In the Natural Resources classes, students work on projects that are environmentally sustainable.
A plethora of projects
Students are working on green energy for the school greenhouse. The greenhouse itself was a student project and now students are working on a solar-powered green energy system, so they will be able to have lights or close or open the sides of the greenhouse according to the weather.
There’s a chicken coop that was welded by students in the Innovation Hub, which is a technical education program.
“It’s all interest-based learning,” said Mike Abbott, another science and natural resources teacher. “If you give kids a chance, they can do amazing things.”
In one of Abbott’s natural resources classes, a group of students are sitting around a table, huddled over laptops. They are using GIS (geographic information system) and mapping out all the paths on the school’s property, looking at what remediations or trail work are needed.
Last year, students worked on a project to take plastic straws out of the cafeteria. Now, Gracey Hoechner is looking at a sustainable alternative.
Abbott introduced Clara MacFaden, who is looking into the feasibility of installing turf on CVU’s athletic fields and searching for an option that is affordable.

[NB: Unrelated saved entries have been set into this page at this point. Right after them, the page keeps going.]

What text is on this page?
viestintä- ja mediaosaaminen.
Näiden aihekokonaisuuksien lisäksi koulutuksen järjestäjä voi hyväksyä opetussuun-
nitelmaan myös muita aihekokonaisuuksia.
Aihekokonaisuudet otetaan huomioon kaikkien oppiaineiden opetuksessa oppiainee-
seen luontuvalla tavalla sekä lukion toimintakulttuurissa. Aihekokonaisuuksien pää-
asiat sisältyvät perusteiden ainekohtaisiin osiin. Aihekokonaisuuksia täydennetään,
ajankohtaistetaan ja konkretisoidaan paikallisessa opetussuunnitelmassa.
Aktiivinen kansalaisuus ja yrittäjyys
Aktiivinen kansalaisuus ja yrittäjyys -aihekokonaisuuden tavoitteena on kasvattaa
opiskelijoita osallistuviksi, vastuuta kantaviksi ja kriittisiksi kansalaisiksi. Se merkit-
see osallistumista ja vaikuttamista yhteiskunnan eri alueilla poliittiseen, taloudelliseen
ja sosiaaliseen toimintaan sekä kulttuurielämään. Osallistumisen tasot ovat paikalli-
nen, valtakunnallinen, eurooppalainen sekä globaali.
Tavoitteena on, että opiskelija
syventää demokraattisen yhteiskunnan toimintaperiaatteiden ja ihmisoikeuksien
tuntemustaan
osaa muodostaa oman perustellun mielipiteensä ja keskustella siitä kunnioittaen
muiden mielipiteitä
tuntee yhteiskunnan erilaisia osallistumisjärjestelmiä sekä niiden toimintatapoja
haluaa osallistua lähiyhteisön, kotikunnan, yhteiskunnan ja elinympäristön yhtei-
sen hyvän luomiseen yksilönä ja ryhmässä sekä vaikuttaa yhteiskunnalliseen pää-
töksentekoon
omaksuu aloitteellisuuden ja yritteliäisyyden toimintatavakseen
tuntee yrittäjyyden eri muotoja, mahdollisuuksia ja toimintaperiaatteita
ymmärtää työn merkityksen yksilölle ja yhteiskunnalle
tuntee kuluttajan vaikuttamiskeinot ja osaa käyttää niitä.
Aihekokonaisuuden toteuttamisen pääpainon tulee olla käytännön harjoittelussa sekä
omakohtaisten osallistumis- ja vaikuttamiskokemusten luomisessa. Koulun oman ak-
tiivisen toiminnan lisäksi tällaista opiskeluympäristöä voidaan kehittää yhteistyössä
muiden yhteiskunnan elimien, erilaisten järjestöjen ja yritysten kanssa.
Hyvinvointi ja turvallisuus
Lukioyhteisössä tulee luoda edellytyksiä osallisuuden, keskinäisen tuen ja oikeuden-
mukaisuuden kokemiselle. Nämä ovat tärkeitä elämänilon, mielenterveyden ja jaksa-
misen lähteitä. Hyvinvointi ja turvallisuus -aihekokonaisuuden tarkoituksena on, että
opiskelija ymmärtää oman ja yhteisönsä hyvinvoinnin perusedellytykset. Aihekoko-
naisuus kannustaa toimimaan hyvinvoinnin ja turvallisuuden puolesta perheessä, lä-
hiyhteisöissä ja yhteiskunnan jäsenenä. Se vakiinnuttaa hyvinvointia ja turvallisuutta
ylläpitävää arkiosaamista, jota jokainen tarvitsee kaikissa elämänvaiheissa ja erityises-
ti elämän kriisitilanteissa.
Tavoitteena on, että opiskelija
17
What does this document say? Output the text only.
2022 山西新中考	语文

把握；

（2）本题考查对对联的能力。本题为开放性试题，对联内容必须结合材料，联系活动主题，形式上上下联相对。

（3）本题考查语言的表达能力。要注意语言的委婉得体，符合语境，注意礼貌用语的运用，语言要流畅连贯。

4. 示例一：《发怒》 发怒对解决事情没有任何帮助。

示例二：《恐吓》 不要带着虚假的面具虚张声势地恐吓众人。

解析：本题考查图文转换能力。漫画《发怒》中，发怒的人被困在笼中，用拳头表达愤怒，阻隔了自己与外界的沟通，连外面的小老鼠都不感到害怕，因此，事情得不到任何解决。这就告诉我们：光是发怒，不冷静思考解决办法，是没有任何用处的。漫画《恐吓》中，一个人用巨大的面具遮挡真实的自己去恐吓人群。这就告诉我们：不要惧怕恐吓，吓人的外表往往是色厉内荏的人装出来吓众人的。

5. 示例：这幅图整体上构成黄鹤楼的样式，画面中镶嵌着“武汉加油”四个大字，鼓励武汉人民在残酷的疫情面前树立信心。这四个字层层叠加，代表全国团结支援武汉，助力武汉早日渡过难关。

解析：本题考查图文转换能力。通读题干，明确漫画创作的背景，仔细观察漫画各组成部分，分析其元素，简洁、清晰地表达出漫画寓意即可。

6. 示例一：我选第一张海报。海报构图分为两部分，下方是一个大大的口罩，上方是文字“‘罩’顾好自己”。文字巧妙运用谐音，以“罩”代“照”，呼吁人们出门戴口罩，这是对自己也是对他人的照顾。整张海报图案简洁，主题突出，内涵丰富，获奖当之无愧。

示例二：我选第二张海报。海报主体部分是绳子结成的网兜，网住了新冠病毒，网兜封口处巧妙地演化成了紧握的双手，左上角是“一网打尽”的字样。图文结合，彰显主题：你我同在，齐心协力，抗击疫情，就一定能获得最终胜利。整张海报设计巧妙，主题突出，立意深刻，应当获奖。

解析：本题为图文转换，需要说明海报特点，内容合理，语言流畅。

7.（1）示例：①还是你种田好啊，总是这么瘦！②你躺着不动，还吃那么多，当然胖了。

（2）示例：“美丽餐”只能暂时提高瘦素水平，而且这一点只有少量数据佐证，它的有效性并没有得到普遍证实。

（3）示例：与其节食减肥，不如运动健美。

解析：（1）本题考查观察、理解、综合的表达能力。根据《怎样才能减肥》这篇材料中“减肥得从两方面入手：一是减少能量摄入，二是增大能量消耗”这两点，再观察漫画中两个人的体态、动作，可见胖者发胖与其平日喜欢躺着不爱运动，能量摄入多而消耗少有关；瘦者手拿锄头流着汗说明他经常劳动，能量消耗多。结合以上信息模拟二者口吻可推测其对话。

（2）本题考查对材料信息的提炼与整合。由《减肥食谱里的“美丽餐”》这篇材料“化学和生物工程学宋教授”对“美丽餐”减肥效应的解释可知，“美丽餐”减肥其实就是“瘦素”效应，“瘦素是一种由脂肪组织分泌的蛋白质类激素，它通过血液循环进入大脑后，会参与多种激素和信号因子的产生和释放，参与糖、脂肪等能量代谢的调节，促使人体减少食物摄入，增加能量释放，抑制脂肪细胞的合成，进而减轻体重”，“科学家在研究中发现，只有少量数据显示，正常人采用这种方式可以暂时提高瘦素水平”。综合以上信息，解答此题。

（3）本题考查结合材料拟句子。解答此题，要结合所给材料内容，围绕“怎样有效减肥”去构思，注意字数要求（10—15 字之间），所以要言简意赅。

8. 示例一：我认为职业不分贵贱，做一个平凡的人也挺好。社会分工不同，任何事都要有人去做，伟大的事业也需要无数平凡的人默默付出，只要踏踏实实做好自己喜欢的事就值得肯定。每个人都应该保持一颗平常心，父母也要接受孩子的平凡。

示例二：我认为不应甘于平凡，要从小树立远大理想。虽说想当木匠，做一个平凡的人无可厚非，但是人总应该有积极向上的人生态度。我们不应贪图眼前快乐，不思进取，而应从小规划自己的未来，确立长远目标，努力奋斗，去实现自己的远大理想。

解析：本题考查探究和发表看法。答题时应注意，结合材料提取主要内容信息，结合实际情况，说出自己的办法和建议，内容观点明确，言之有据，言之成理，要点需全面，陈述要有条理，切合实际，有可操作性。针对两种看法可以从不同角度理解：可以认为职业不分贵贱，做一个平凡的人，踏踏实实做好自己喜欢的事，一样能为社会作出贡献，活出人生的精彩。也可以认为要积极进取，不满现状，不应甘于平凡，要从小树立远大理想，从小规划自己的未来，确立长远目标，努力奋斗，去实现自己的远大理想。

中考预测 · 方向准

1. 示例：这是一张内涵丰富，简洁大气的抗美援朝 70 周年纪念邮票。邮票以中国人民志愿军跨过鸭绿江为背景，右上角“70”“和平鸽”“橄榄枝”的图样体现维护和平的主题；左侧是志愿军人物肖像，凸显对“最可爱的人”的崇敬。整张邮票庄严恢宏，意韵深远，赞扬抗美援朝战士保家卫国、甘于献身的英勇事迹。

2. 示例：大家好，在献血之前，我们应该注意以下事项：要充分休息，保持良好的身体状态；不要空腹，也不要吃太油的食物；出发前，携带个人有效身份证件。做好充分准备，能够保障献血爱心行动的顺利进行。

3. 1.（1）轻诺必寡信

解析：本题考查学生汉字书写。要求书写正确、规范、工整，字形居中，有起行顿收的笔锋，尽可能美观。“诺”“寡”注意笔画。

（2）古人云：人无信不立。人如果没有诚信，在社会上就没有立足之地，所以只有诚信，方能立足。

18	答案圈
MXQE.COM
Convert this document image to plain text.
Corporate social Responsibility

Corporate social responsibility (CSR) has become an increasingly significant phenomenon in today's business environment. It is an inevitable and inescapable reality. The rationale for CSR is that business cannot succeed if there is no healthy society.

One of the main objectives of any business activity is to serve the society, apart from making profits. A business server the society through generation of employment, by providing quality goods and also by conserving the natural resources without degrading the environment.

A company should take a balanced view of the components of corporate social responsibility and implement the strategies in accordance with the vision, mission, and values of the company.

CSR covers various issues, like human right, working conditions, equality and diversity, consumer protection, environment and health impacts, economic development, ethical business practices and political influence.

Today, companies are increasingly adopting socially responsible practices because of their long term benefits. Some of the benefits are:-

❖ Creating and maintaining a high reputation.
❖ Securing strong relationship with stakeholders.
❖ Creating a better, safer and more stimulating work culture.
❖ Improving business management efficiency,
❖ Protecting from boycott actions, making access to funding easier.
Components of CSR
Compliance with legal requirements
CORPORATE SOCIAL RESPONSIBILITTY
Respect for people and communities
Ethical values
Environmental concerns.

“Lacrosse, baseball, ultimate frisbee and almost every other sport in the spring is at the mercy of mother nature because of the snow,” said Abbott. “A turf field would provide the opportunity to have a field early in the season every year. This has been a pretty hot topic of conversation here in this community. She’s not really taking a side; she’s just really investigating what it is.”
Clara is reaching outside of CVU, contacting other schools that have turf and hearing their pros and cons on the issue.
Researching a late bus
Madison Casarico is looking at more sustainable transportation and alternative fuels. The school used to have a late bus for students who played sports or participated in other extracurricular activities but who didn’t have rides home.
The late bus has been discontinued, at least in part, because of the cost of gasoline. And there has been a subsequent drop in participation in extracurricular activities, said Abbott.
“Almost every kid is doing something completely unrelated to any other student,” he said. “All of the work is completely interest-based in here – which makes this class very unique.”
“Everyone in here is contacting other sources beyond me. My capacity is limited in a sense. I have a very broad understanding of what’s going on in here, but these projects are super specific, so I ask them to connect with people who are experts in these fields,” said Abbott.
In a large tech education lab filled with all sorts of woodworking equipment, Kyle Cahn is building a boat for students to use to sample water in the school’s fire pond.
Back outside the school, Trevithick strides down a hill via a grass trail that leads to the backside of the school’s fire pond, next to a small but promising grove of apple trees. The trees were planted as a student’s project two years ago, and the plan is for them to eventually supply apples to the school cafeteria.
The pond is surrounded by a thick buffer of reeds and other wetland plants.
“The bank of the pond used to get mowed all the way down, but some of the students did planting with the U.S. Fish and Wildlife as part of their stormwater project. They planted this vegetative buffer that’s protecting the fire pond,” he said.
Trevithick points out duck boxes for the waterfowl to use for breeding, another student project. Around the field of apple trees, there are bat boxes, also a student project.
Trevithick explained how educational goals are met through a project like the bat boxes. The project required students to “understand bats and how they’re part of the ecosystem, they have to understand that ecosystem, what happens if we don’t have bats. White nose fungus is a problem and then there’s the building process.”
Building the boxes exercised students’ math skills. Trevithick said.
“Bats need a way to climb up, so the kids needed to learn how to use a CNC (computer numerical control) router.” That required some knowledge of computer programming.
So, students at CVU may not be able to walk to an art museum, but they can walk to the world’s best laboratory – nature.